Parameter sensitivity study for optimization of single phase E-Core hybrid excitation flux switching machine

Research and development on hybrid excitation flux switching machines (HE-FSM) for various applications have been carried out in the last years. The designed HE-FSM consist of permanent magnet (PM) and DC field excitation coil (DC-FEC) as their main flux sources located on the stator, while a single piece rotor gives the advantages of robust rotor structure. Since most of the designed HE-FSMs utilize three-phase windings, more complicated design and control system are required to run the motor. Thus, a new design of single-phase ECore HE-FSM with several advantages of much simpler converter size and smaller battery package due to small voltage capacity when compared with conventional three-phase system is proposed. Consequently, the size of overall configuration systems will also be reduced resulting in reducing total weight and cost.
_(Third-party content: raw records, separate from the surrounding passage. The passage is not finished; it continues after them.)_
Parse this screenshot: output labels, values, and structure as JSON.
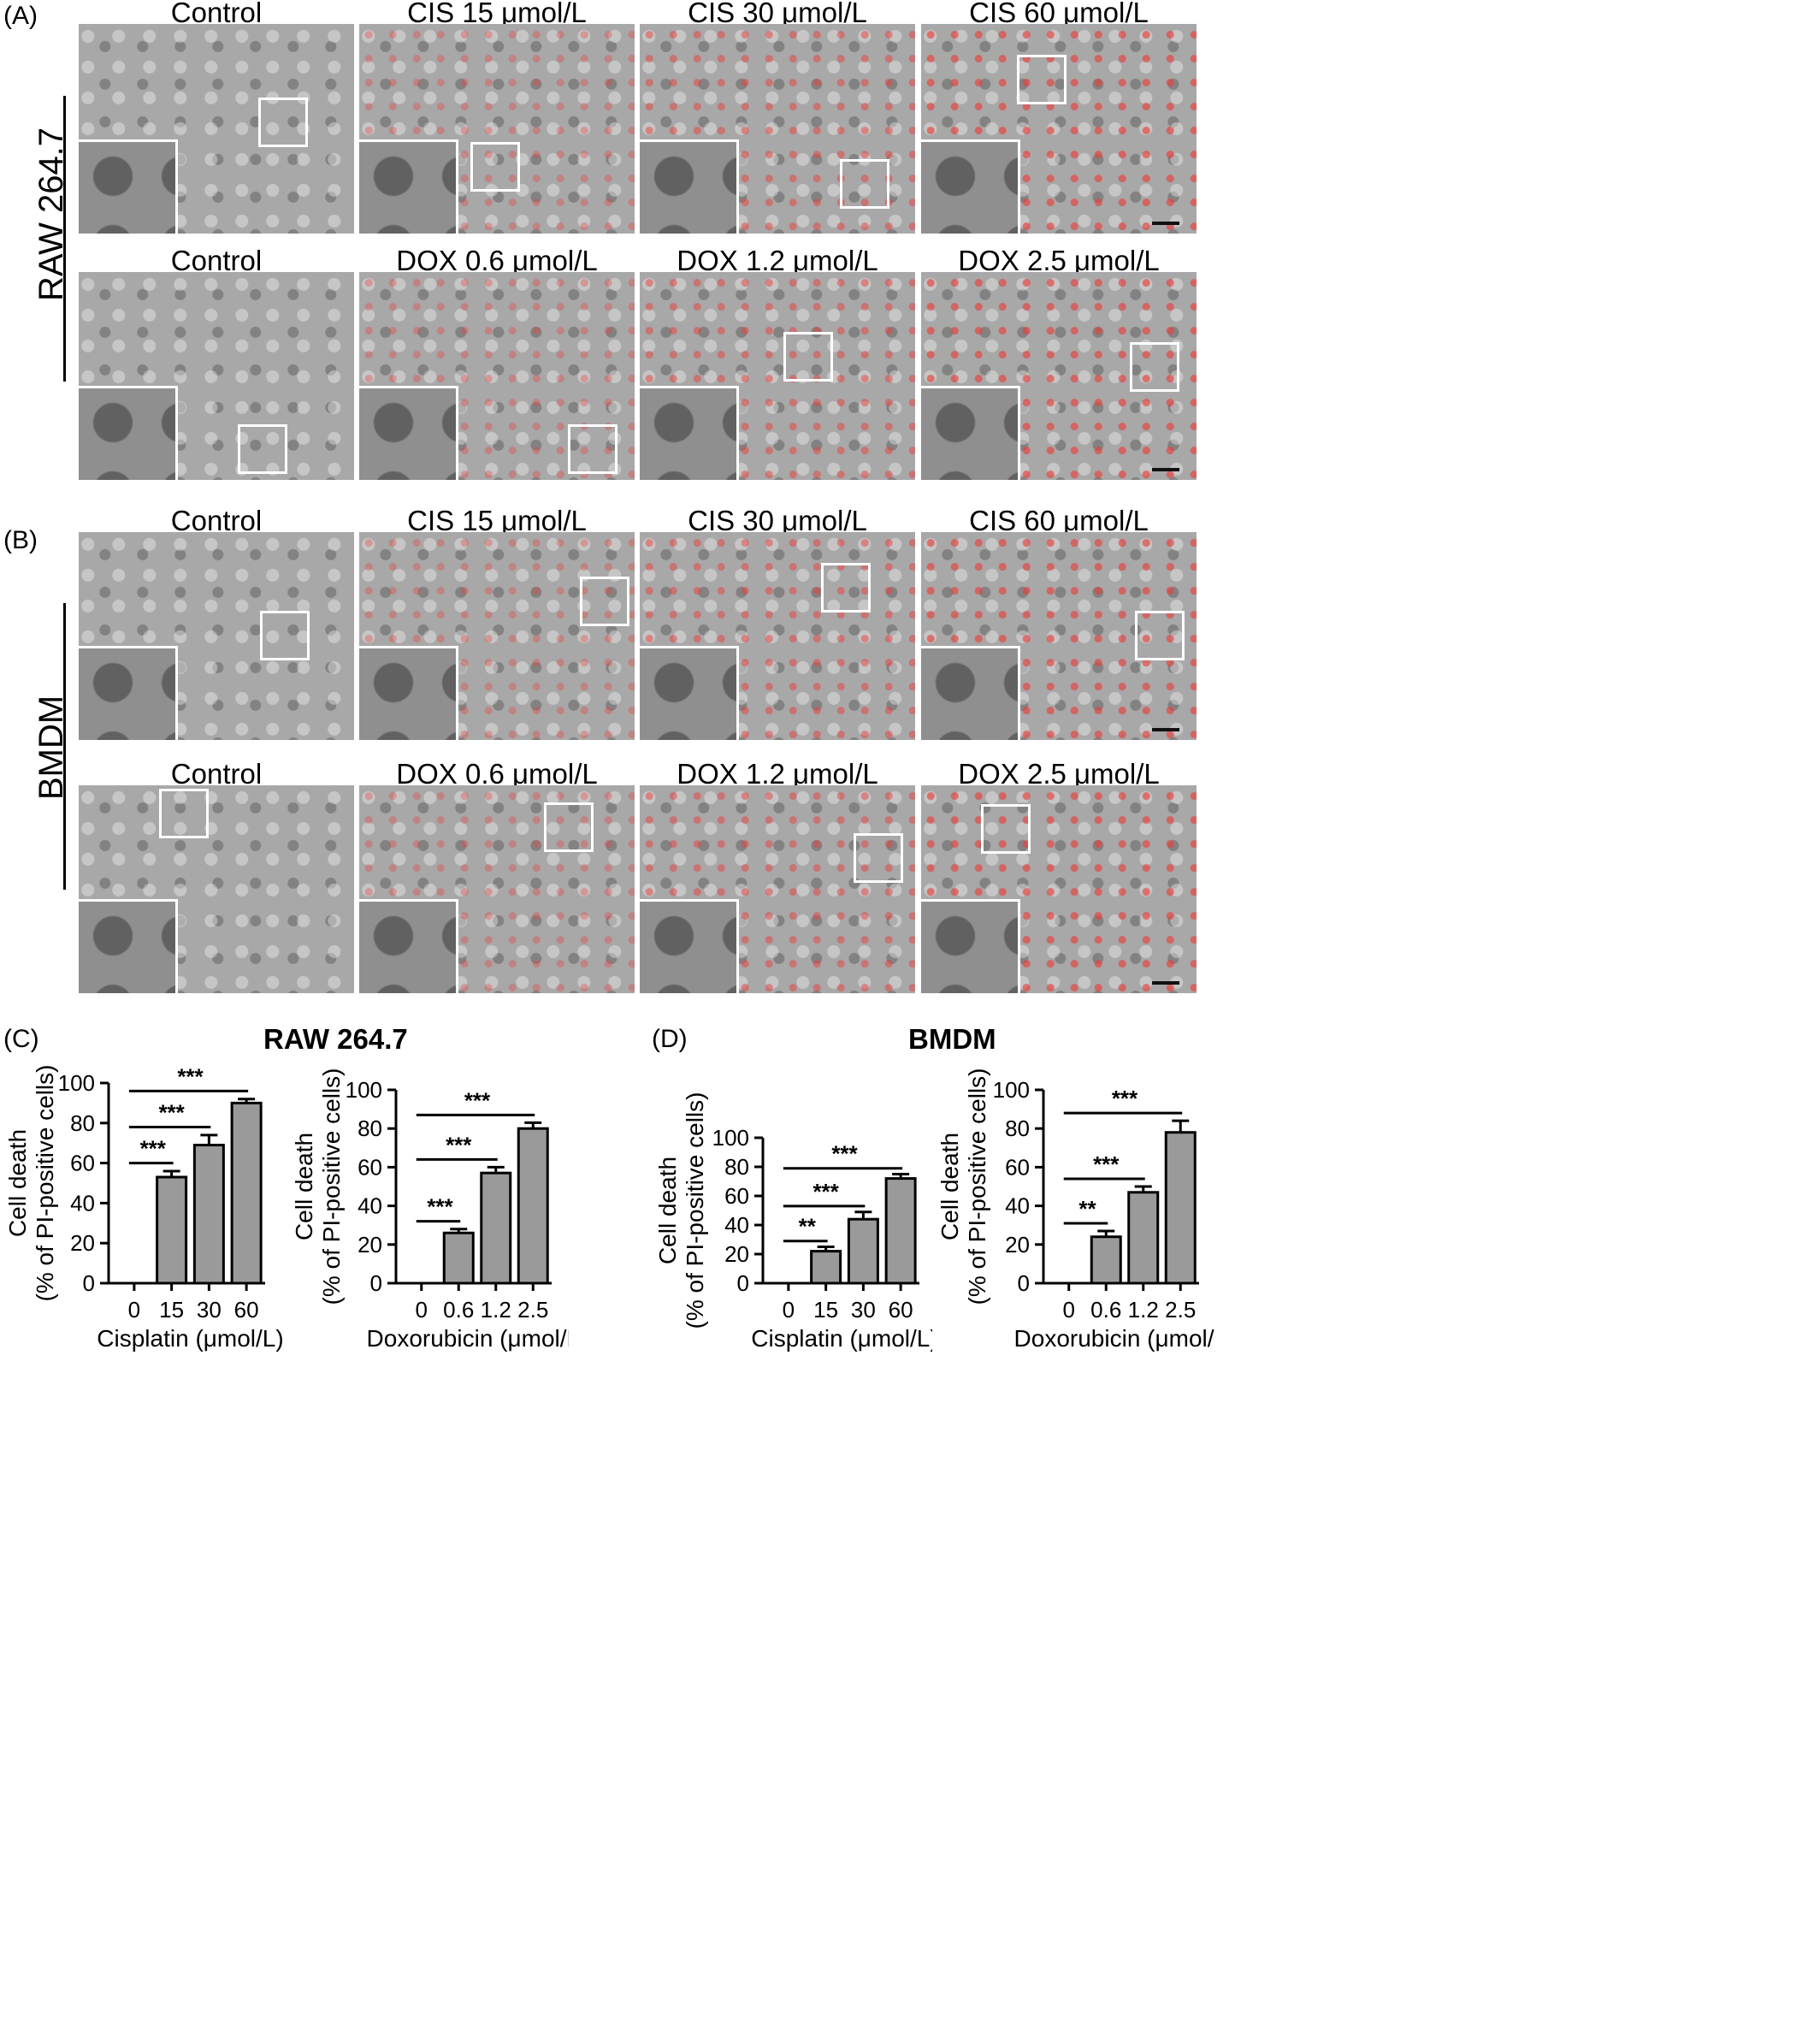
{
  "panels": {
    "A": {
      "letter": "(A)",
      "cell_line": "RAW 264.7",
      "rows": [
        {
          "titles": [
            "Control",
            "CIS 15 μmol/L",
            "CIS 30 μmol/L",
            "CIS 60 μmol/L"
          ]
        },
        {
          "titles": [
            "Control",
            "DOX 0.6 μmol/L",
            "DOX 1.2 μmol/L",
            "DOX 2.5 μmol/L"
          ]
        }
      ]
    },
    "B": {
      "letter": "(B)",
      "cell_line": "BMDM",
      "rows": [
        {
          "titles": [
            "Control",
            "CIS 15 μmol/L",
            "CIS 30 μmol/L",
            "CIS 60 μmol/L"
          ]
        },
        {
          "titles": [
            "Control",
            "DOX 0.6 μmol/L",
            "DOX 1.2 μmol/L",
            "DOX 2.5 μmol/L"
          ]
        }
      ]
    },
    "C": {
      "letter": "(C)",
      "title": "RAW 264.7"
    },
    "D": {
      "letter": "(D)",
      "title": "BMDM"
    }
  },
  "colors": {
    "bar": "#9a9a9a",
    "pi_signal": "#e8403c"
  },
  "chart_data": [
    {
      "type": "bar",
      "panel": "C",
      "categories": [
        "0",
        "15",
        "30",
        "60"
      ],
      "values": [
        0,
        53,
        69,
        90
      ],
      "errors": [
        0,
        3,
        5,
        2
      ],
      "xlabel": "Cisplatin (μmol/L)",
      "ylabel_line1": "Cell death",
      "ylabel_line2": "(% of PI-positive cells)",
      "ylim": [
        0,
        100
      ],
      "yticks": [
        0,
        20,
        40,
        60,
        80,
        100
      ],
      "significance": [
        {
          "from": 0,
          "to": 1,
          "label": "***"
        },
        {
          "from": 0,
          "to": 2,
          "label": "***"
        },
        {
          "from": 0,
          "to": 3,
          "label": "***"
        }
      ]
    },
    {
      "type": "bar",
      "panel": "C",
      "categories": [
        "0",
        "0.6",
        "1.2",
        "2.5"
      ],
      "values": [
        0,
        26,
        57,
        80
      ],
      "errors": [
        0,
        2,
        3,
        3
      ],
      "xlabel": "Doxorubicin (μmol/L)",
      "ylabel_line1": "Cell death",
      "ylabel_line2": "(% of PI-positive cells)",
      "ylim": [
        0,
        100
      ],
      "yticks": [
        0,
        20,
        40,
        60,
        80,
        100
      ],
      "significance": [
        {
          "from": 0,
          "to": 1,
          "label": "***"
        },
        {
          "from": 0,
          "to": 2,
          "label": "***"
        },
        {
          "from": 0,
          "to": 3,
          "label": "***"
        }
      ]
    },
    {
      "type": "bar",
      "panel": "D",
      "categories": [
        "0",
        "15",
        "30",
        "60"
      ],
      "values": [
        0,
        22,
        44,
        72
      ],
      "errors": [
        0,
        3,
        5,
        3
      ],
      "xlabel": "Cisplatin (μmol/L)",
      "ylabel_line1": "Cell death",
      "ylabel_line2": "(% of PI-positive cells)",
      "ylim": [
        0,
        100
      ],
      "yticks": [
        0,
        20,
        40,
        60,
        80,
        100
      ],
      "significance": [
        {
          "from": 0,
          "to": 1,
          "label": "**"
        },
        {
          "from": 0,
          "to": 2,
          "label": "***"
        },
        {
          "from": 0,
          "to": 3,
          "label": "***"
        }
      ]
    },
    {
      "type": "bar",
      "panel": "D",
      "categories": [
        "0",
        "0.6",
        "1.2",
        "2.5"
      ],
      "values": [
        0,
        24,
        47,
        78
      ],
      "errors": [
        0,
        3,
        3,
        6
      ],
      "xlabel": "Doxorubicin (μmol/L)",
      "ylabel_line1": "Cell death",
      "ylabel_line2": "(% of PI-positive cells)",
      "ylim": [
        0,
        100
      ],
      "yticks": [
        0,
        20,
        40,
        60,
        80,
        100
      ],
      "significance": [
        {
          "from": 0,
          "to": 1,
          "label": "**"
        },
        {
          "from": 0,
          "to": 2,
          "label": "***"
        },
        {
          "from": 0,
          "to": 3,
          "label": "***"
        }
      ]
    }
  ]
}
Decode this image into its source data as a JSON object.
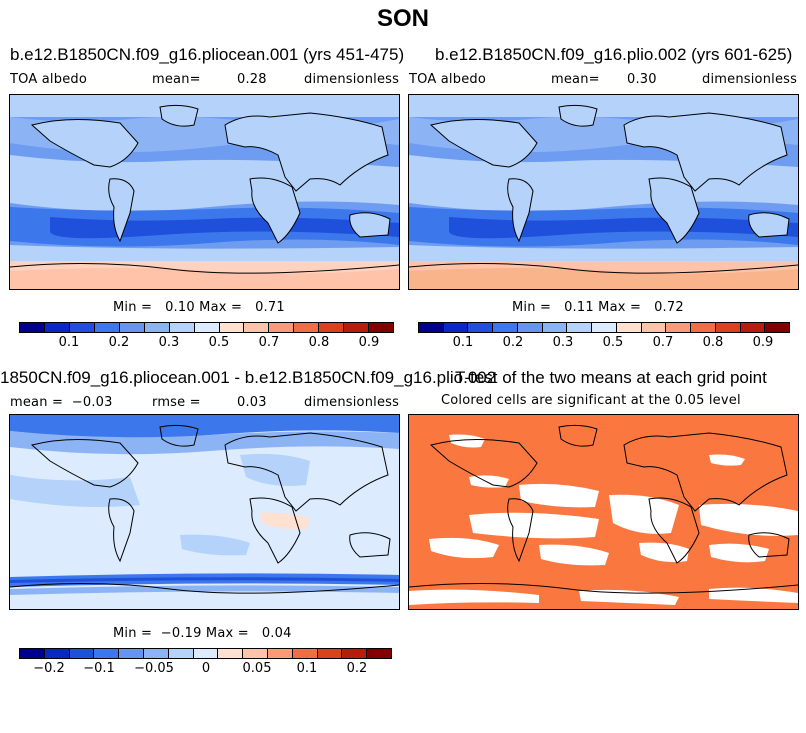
{
  "page_title": "SON",
  "panels": [
    {
      "title": "b.e12.B1850CN.f09_g16.pliocean.001 (yrs 451-475)",
      "left_label": "TOA albedo",
      "mean_label": "mean=",
      "mean_value": "0.28",
      "right_label": "dimensionless",
      "stats": "Min =   0.10 Max =   0.71"
    },
    {
      "title": "b.e12.B1850CN.f09_g16.plio.002 (yrs 601-625)",
      "left_label": "TOA albedo",
      "mean_label": "mean=",
      "mean_value": "0.30",
      "right_label": "dimensionless",
      "stats": "Min =   0.11 Max =   0.72"
    },
    {
      "title": "1850CN.f09_g16.pliocean.001 - b.e12.B1850CN.f09_g16.plio.002",
      "left_label": "mean =  −0.03",
      "mean_label": "rmse =",
      "mean_value": "0.03",
      "right_label": "dimensionless",
      "stats": "Min =  −0.19 Max =   0.04"
    },
    {
      "title": "T-test of the two means at each grid point",
      "subtitle": "Colored cells are significant at the 0.05 level"
    }
  ],
  "colorbar_top": {
    "colors": [
      "#00008c",
      "#0a28c8",
      "#1e50dc",
      "#3c78eb",
      "#6496f0",
      "#8cb4f5",
      "#b4d2fa",
      "#dcebfd",
      "#ffe1d2",
      "#ffc3aa",
      "#fa9b78",
      "#f06e46",
      "#dc411e",
      "#b41e0a",
      "#820000"
    ],
    "labels": [
      "0.1",
      "0.2",
      "0.3",
      "0.5",
      "0.7",
      "0.8",
      "0.9"
    ]
  },
  "colorbar_diff": {
    "colors": [
      "#00008c",
      "#0a28c8",
      "#1e50dc",
      "#3c78eb",
      "#6496f0",
      "#8cb4f5",
      "#b4d2fa",
      "#dcebfd",
      "#ffe1d2",
      "#ffc3aa",
      "#fa9b78",
      "#f06e46",
      "#dc411e",
      "#b41e0a",
      "#820000"
    ],
    "labels": [
      "−0.2",
      "−0.1",
      "−0.05",
      "0",
      "0.05",
      "0.1",
      "0.2"
    ]
  },
  "colors": {
    "ttest_fill": "#fa7840",
    "diff_base": "#dcebfd",
    "southern_band": "#1e50dc"
  }
}
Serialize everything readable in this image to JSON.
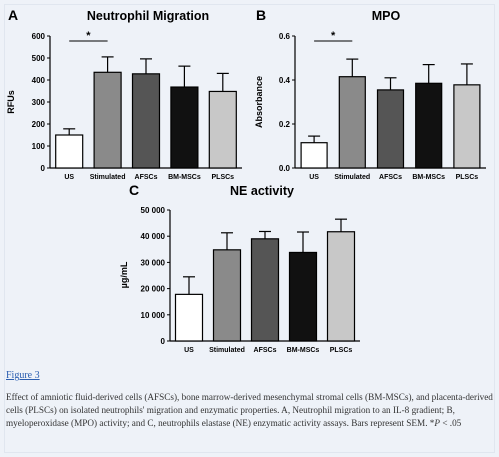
{
  "chart_data": [
    {
      "panel": "A",
      "type": "bar",
      "title": "Neutrophil Migration",
      "ylabel": "RFUs",
      "xlabel": "",
      "categories": [
        "US",
        "Stimulated",
        "AFSCs",
        "BM-MSCs",
        "PLSCs"
      ],
      "values": [
        150,
        435,
        428,
        368,
        348
      ],
      "errors": [
        28,
        70,
        68,
        95,
        82
      ],
      "colors": [
        "#ffffff",
        "#8a8a8a",
        "#555555",
        "#111111",
        "#c8c8c8"
      ],
      "ylim": [
        0,
        600
      ],
      "yticks": [
        "0",
        "100",
        "200",
        "300",
        "400",
        "500",
        "600"
      ],
      "significance": {
        "pair": [
          0,
          1
        ],
        "label": "*"
      }
    },
    {
      "panel": "B",
      "type": "bar",
      "title": "MPO",
      "ylabel": "Absorbance",
      "xlabel": "",
      "categories": [
        "US",
        "Stimulated",
        "AFSCs",
        "BM-MSCs",
        "PLSCs"
      ],
      "values": [
        0.115,
        0.415,
        0.355,
        0.385,
        0.378
      ],
      "errors": [
        0.03,
        0.08,
        0.055,
        0.085,
        0.095
      ],
      "colors": [
        "#ffffff",
        "#8a8a8a",
        "#555555",
        "#111111",
        "#c8c8c8"
      ],
      "ylim": [
        0,
        0.6
      ],
      "yticks": [
        "0.0",
        "0.2",
        "0.4",
        "0.6"
      ],
      "significance": {
        "pair": [
          0,
          1
        ],
        "label": "*"
      }
    },
    {
      "panel": "C",
      "type": "bar",
      "title": "NE activity",
      "ylabel": "µg/mL",
      "xlabel": "",
      "categories": [
        "US",
        "Stimulated",
        "AFSCs",
        "BM-MSCs",
        "PLSCs"
      ],
      "values": [
        17800,
        34800,
        39000,
        33800,
        41700
      ],
      "errors": [
        6700,
        6500,
        2800,
        7800,
        4800
      ],
      "colors": [
        "#ffffff",
        "#8a8a8a",
        "#555555",
        "#111111",
        "#c8c8c8"
      ],
      "ylim": [
        0,
        50000
      ],
      "yticks": [
        "0",
        "10 000",
        "20 000",
        "30 000",
        "40 000",
        "50 000"
      ],
      "significance": null
    }
  ],
  "figure_link": "Figure 3",
  "caption": {
    "text": "Effect of amniotic fluid-derived cells (AFSCs), bone marrow-derived mesenchymal stromal cells (BM-MSCs), and placenta-derived cells (PLSCs) on isolated neutrophils' migration and enzymatic properties. A, Neutrophil migration to an IL-8 gradient; B, myeloperoxidase (MPO) activity; and C, neutrophils elastase (NE) enzymatic activity assays. Bars represent SEM. *",
    "p_label": "P",
    "p_value": " < .05"
  }
}
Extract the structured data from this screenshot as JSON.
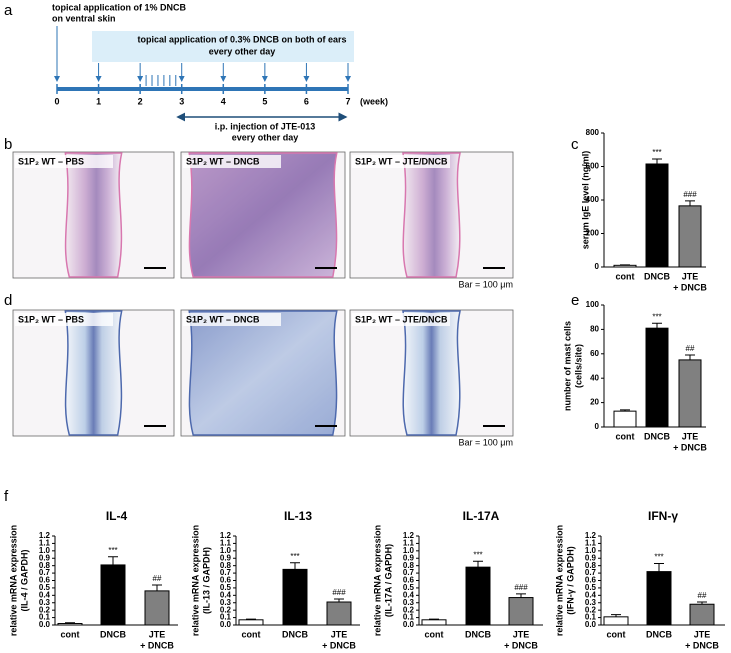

In this paper, initial performances of 4S-4P, 4S-6P, 4S-8P and 4S-10P E-Core HE-FSM topologies are analyzed. Since 4S-10P design gives highest torque and power performances, deterministic design optimization approach is conducted to enhance much higher and optimum performances. As conclusion, the optimized E-core HE-FSM with 4S-10P topology has low back-emf, acceptable cogging torque with maximum torque and power of 208.857Nm and 47.31 kW, respectively.